Zaten “önemsiz” bir gün 15 Mayıs… Hem ne olmuş ki 15 Mayıs 1919’da?
Neden şehit olmuş Miralay Fethi Bey?
Ya o polisler?
Peki ya Hasan Tahsin?
Onlar işgale, emperyalizme, sömürüye karşı canlarını vermişlerdi değil mi?
Ya onca masum Müslüman Türk? Çoluk çocuk, yaşlı genç, kız kadın?
Günlerce sokak aralarında yaşanan lakin hafızalara geçmeyen “palikarya katliamları”?
Komşunun komşunun canına kast ettiği o lanet olası kirli savaş?
Hrisostomos denen sözde din adamı “kara papaz”?
Aya Vukla’da verilen “ölüm” emirleri!
Aya Fotini’de içilen yeminler?
15 Mayıs’ta İzmir’e kirli ayağını basan İngiliz’in tetikçisi Yunani…
O pis ayaklara pas pas edilen şanlı bayrağımız!
Ve Yunaniyle para için işbirliği yapan şerefsizler…
2012 İzmir’inde 1919’dan ne kadar ders almış bir ifade var bilmem ama 10 yıldır söylüyorum, yazıyorum.
Kızanlar, kızacaklarına peşine düşse söylediklerimizin daha hayırlı olur ama, düşmesi gerekenlerin de ortaya çıkmasını istemediği o kadar çok acı var ki 1919 - 1922 arasında…
Hani ”Reji” diye tantana ediyor ya “tatlı su aydınları” İzmir’imin?
Onlar da biliyor o ”Reji” lanetinin altındaki binlerce masum canı ya, devir değişti yaşasın para para para!
“Zito Venizelos” demediği için azgınlarca hunharca şehit edilen Miralay Fethi Bey’in kabrine bile sahip çıkamamış İzmir’in öz evladı olarak utanıyorum da, kimin umurunda?
Hasan Tahsin heykeli önünde on dakika dur…
9 Eylül’de de meydanda aptalca bir konserde tepin…
Al eline 23 Nisan bayrağı, dilinde de “Onuncu Yıl Marşı”…
Yaşasın Cumhuriyet diye bağır ama Sümerbank’a da sahip çıkma…
Yaşasın Cumhuriyet diye bağır ama Aya Vukla’da konser dinle, ”Reji”’de sanata katıl…
Sonra da çık “nereye gidiyor bu ülke” diye haykır…
Aynaya bakmadığından, utanacağın yerde efelenmeyi de unutma!
NOT: İki tane fotoğraf paylaşıyorum sizinle.
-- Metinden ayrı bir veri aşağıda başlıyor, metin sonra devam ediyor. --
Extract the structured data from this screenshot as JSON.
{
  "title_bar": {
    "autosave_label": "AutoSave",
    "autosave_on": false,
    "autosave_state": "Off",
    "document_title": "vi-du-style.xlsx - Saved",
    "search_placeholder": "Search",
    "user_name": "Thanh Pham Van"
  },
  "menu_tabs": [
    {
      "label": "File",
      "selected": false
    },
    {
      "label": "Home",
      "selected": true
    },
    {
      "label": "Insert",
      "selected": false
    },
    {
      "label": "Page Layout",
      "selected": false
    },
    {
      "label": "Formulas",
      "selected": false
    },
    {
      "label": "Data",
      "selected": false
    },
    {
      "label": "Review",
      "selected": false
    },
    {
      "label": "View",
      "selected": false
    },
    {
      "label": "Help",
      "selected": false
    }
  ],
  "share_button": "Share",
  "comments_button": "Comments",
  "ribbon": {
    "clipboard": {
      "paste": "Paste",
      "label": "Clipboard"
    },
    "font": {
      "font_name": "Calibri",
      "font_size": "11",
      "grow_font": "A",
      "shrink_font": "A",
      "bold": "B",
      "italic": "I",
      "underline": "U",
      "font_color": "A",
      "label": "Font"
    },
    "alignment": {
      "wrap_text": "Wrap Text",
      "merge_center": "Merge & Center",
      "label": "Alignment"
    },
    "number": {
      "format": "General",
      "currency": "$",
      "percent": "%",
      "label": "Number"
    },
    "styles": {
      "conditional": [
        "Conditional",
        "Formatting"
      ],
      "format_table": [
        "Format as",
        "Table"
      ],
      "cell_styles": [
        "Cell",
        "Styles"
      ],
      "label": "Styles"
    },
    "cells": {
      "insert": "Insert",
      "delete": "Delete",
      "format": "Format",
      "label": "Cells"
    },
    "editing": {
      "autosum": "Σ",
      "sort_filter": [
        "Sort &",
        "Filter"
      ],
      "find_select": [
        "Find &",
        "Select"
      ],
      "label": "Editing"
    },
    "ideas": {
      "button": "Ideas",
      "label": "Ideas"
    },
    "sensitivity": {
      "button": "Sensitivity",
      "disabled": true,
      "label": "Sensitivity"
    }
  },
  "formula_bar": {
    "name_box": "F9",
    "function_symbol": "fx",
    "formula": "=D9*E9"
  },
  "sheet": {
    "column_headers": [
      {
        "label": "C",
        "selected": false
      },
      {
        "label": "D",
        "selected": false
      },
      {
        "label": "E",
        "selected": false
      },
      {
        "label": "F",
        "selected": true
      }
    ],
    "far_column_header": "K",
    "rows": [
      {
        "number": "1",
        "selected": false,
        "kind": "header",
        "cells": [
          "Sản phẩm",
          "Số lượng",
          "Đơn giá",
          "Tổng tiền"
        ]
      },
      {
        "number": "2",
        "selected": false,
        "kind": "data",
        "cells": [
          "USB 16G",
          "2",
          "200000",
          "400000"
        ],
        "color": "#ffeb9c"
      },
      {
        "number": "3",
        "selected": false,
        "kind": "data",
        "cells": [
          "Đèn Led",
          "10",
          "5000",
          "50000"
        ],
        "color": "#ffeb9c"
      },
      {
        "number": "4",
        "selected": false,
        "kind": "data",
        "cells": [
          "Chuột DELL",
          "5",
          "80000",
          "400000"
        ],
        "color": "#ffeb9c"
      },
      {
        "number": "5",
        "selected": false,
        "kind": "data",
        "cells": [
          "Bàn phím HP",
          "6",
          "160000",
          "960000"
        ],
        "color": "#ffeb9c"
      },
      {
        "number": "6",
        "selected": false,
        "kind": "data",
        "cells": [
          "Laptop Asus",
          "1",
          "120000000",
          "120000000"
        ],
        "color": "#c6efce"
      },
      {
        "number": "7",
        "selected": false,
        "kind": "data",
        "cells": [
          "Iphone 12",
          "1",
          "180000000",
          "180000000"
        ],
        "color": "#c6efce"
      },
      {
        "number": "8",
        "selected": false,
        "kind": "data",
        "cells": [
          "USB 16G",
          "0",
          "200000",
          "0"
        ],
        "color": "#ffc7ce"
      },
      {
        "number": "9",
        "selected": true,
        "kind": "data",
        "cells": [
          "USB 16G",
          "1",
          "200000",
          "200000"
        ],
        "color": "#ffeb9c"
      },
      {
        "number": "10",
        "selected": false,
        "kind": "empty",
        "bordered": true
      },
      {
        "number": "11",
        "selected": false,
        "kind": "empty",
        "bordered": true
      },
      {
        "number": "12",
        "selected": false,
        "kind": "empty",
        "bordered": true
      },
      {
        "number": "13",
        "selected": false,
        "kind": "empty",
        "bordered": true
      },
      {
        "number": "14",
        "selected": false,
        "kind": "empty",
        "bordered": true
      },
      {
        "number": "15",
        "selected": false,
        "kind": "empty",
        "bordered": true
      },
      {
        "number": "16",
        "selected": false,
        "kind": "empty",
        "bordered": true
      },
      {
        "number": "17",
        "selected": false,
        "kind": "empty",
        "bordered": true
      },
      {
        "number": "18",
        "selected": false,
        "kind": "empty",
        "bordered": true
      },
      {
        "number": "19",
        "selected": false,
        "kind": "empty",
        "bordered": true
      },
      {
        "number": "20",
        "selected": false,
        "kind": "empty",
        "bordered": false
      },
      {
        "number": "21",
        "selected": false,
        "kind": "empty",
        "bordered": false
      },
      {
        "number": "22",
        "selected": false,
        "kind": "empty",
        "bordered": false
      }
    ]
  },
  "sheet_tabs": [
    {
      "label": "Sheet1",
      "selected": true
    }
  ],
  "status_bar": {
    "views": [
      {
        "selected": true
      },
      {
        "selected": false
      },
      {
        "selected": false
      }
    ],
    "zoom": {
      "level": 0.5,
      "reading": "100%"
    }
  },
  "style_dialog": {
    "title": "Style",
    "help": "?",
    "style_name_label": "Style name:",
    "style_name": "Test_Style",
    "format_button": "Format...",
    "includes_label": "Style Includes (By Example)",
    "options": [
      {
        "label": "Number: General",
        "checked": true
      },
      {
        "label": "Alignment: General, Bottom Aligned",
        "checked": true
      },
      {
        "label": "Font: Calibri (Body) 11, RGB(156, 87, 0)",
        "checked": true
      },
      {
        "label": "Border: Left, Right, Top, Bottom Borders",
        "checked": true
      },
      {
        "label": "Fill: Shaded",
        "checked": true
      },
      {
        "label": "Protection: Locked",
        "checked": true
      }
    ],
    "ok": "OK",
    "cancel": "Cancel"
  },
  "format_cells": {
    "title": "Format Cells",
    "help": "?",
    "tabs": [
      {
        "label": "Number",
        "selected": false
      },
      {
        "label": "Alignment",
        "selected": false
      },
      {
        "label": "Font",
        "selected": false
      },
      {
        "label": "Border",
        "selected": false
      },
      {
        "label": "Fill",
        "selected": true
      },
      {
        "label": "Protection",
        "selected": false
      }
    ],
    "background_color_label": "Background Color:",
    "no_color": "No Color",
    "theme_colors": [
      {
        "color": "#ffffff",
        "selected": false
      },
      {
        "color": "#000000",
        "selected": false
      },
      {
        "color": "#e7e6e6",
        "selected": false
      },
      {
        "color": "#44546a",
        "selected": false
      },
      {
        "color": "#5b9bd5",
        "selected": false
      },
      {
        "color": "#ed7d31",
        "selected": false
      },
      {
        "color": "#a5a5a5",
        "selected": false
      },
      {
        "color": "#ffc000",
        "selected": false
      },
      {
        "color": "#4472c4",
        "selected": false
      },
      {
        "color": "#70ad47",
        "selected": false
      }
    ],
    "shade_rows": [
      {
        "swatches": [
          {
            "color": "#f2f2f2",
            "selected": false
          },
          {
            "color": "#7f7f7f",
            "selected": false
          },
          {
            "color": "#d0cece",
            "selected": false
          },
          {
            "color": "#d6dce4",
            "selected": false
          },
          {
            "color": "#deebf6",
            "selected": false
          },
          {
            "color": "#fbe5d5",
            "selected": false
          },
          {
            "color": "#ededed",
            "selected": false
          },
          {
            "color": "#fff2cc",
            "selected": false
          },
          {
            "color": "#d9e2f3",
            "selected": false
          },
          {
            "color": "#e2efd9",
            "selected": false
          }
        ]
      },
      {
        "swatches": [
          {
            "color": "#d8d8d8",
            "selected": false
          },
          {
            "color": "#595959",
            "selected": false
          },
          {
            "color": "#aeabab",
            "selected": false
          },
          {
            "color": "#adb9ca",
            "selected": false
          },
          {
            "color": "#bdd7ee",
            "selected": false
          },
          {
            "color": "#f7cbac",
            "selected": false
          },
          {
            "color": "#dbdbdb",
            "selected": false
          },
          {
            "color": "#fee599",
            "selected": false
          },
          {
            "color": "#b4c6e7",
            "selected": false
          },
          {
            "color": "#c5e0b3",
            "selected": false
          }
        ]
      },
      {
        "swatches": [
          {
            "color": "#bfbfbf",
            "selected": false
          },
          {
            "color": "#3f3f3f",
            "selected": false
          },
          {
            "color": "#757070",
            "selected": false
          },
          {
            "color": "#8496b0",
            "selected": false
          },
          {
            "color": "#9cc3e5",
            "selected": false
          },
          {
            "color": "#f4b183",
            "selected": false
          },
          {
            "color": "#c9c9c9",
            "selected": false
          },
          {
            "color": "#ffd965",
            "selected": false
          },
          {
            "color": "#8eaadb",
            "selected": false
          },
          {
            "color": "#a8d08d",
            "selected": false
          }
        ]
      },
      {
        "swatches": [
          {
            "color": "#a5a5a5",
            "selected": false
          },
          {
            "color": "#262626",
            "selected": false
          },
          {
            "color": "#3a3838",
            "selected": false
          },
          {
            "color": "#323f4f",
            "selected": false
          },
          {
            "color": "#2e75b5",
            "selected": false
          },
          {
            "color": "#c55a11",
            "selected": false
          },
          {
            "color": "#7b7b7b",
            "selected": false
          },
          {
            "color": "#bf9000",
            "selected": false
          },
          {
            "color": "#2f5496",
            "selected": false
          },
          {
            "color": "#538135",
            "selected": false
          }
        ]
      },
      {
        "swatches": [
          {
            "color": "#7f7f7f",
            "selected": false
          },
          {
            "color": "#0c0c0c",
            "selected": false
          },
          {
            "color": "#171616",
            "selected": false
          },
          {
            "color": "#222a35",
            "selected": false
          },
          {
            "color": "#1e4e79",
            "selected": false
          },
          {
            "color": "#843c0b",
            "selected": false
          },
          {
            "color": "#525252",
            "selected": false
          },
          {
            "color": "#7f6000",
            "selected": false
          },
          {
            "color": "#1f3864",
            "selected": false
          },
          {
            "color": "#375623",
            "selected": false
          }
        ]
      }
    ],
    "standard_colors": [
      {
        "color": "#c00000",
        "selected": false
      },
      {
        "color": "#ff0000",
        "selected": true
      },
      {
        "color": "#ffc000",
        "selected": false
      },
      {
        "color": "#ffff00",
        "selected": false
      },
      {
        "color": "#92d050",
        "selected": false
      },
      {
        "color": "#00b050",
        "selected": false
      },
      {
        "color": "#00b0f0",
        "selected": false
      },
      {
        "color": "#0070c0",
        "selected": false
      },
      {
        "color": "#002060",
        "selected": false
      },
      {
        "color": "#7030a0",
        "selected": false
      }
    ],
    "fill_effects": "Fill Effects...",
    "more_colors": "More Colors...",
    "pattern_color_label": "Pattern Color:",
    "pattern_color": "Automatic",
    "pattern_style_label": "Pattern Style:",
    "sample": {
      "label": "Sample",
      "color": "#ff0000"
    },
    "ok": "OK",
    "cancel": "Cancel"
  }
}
Birinde Saat Kulesi önünde işgalci azgınlar… Ama diğeri daha önemli. İşgalciler, efendileri ve işbirlikçileriyle bir balkondalar. Lakin siz balkondan asılan bayraklara dikkat edin; özellikle birine…
Bilmem anlatabildim mi?
Önemli olan “tarihten ders almak” ama bizim de beceremediğimiz değil mi?